During a goal setting exercise at the beginning of the summer, I decided that one of my goals was to improve my skills on presenting the technical work I’d done throughout my internship. The first presentations I gave were after I completed the design doc of my project — I presented the architecture to my team, as well as members of the security and QA teams to get their sign offs. These presentations helped me gain confidence in presenting my work and my plan, and were also a way that I showed myself I really understood my project! Throughout the summer, I had daily stand ups which I also began to see as an opportunity to improve my descriptions of what I was working on. I began going into slightly more detail — instead of just mentioning the title of the ticket I was working on, I would explain specifically what part of it I was working on for that day. By the time our Intern Project Showcase came around, I felt prepared to present my project and answer any questions that people had for me. I had a few main learnings from this aspect of my summer. First — practice for other people and get feedback! Before my final presentation, my team scheduled time for me to go through my presentation so they could help me improve it. This helped me think of ways I could explain things to people who weren’t as familiar with the work I had been doing. Another takeaway was that coming up with questions that people might ask about my project and what the answers to those were proved to be very helpful. Overall, presenting my work was a great way to look back at what I had learned and accomplished during my twelve weeks at Nerdwallet.

Lesson #4: Have fun along the way!

Being at work for eight plus hours a day might sound like it wouldn’t be that fun — but the university recruiting team, as well as the Sweep team made sure to make it an experience that taught me a lot while being enjoyable.
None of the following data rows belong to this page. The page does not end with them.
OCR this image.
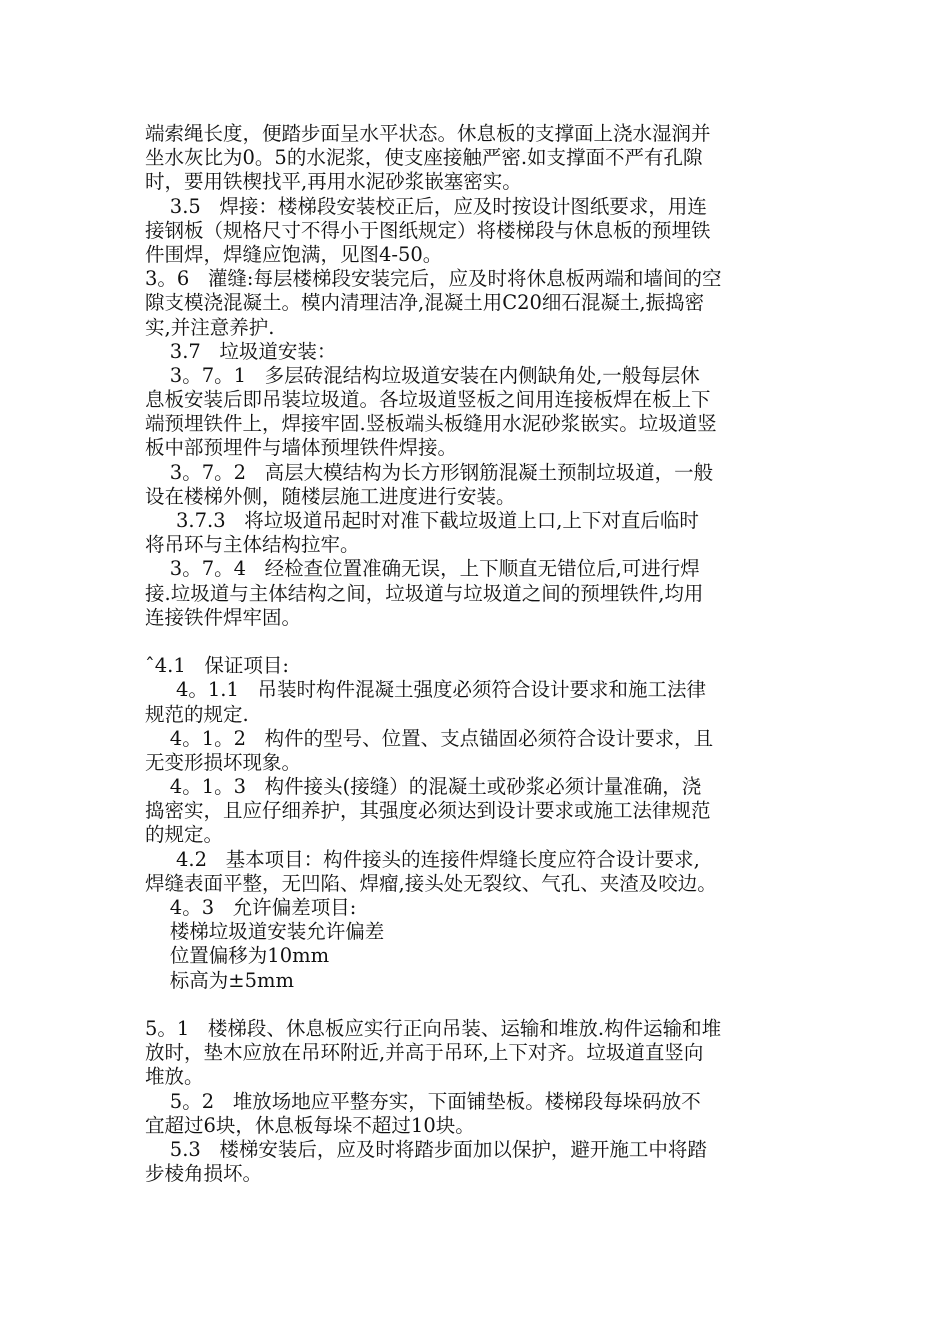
端索绳长度，便踏步面呈水平状态。休息板的支撑面上浇水湿润并
坐水灰比为0。5的水泥浆，使支座接触严密.如支撑面不严有孔隙
时，要用铁楔找平,再用水泥砂浆嵌塞密实。
3.5   焊接：楼梯段安装校正后，应及时按设计图纸要求，用连
接钢板（规格尺寸不得小于图纸规定）将楼梯段与休息板的预埋铁
件围焊，焊缝应饱满，见图4-50。
3。6   灌缝:每层楼梯段安装完后，应及时将休息板两端和墙间的空
隙支模浇混凝土。模内清理洁净,混凝土用C20细石混凝土,振捣密
实,并注意养护.
3.7   垃圾道安装：
3。7。1   多层砖混结构垃圾道安装在内侧缺角处,一般每层休
息板安装后即吊装垃圾道。各垃圾道竖板之间用连接板焊在板上下
端预埋铁件上，焊接牢固.竖板端头板缝用水泥砂浆嵌实。垃圾道竖
板中部预埋件与墙体预埋铁件焊接。
3。7。2   高层大模结构为长方形钢筋混凝土预制垃圾道，一般
设在楼梯外侧，随楼层施工进度进行安装。
3.7.3   将垃圾道吊起时对准下截垃圾道上口,上下对直后临时
将吊环与主体结构拉牢。
3。7。4   经检查位置准确无误，上下顺直无错位后,可进行焊
接.垃圾道与主体结构之间，垃圾道与垃圾道之间的预埋铁件,均用
连接铁件焊牢固。
ˆ4.1   保证项目:
4。1.1   吊装时构件混凝土强度必须符合设计要求和施工法律
规范的规定.
4。1。2   构件的型号、位置、支点锚固必须符合设计要求，且
无变形损坏现象。
4。1。3   构件接头(接缝）的混凝土或砂浆必须计量准确，浇
捣密实，且应仔细养护，其强度必须达到设计要求或施工法律规范
的规定。
4.2   基本项目：构件接头的连接件焊缝长度应符合设计要求,
焊缝表面平整，无凹陷、焊瘤,接头处无裂纹、气孔、夹渣及咬边。
4。3   允许偏差项目:
楼梯垃圾道安装允许偏差
位置偏移为10mm
标高为±5mm
5。1   楼梯段、休息板应实行正向吊装、运输和堆放.构件运输和堆
放时，垫木应放在吊环附近,并高于吊环,上下对齐。垃圾道直竖向
堆放。
5。2   堆放场地应平整夯实，下面铺垫板。楼梯段每垛码放不
宜超过6块，休息板每垛不超过10块。
5.3   楼梯安装后，应及时将踏步面加以保护，避开施工中将踏
步棱角损坏。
My team always made the work day fun — from funny conversations throughout the day to surprises on each others’ birthday to playful pranks. Our intern events were another highlight of the summer! They ranged from going to a Giants game to an escape room to a volunteer event and all were equally fun! I enjoyed participating in them all, and getting to know the other interns better, as well as other employees who would accompany us. Overall, having such a great company, team, and intern culture was a big part of making me successful at work and what made me look forward to coming to work each day!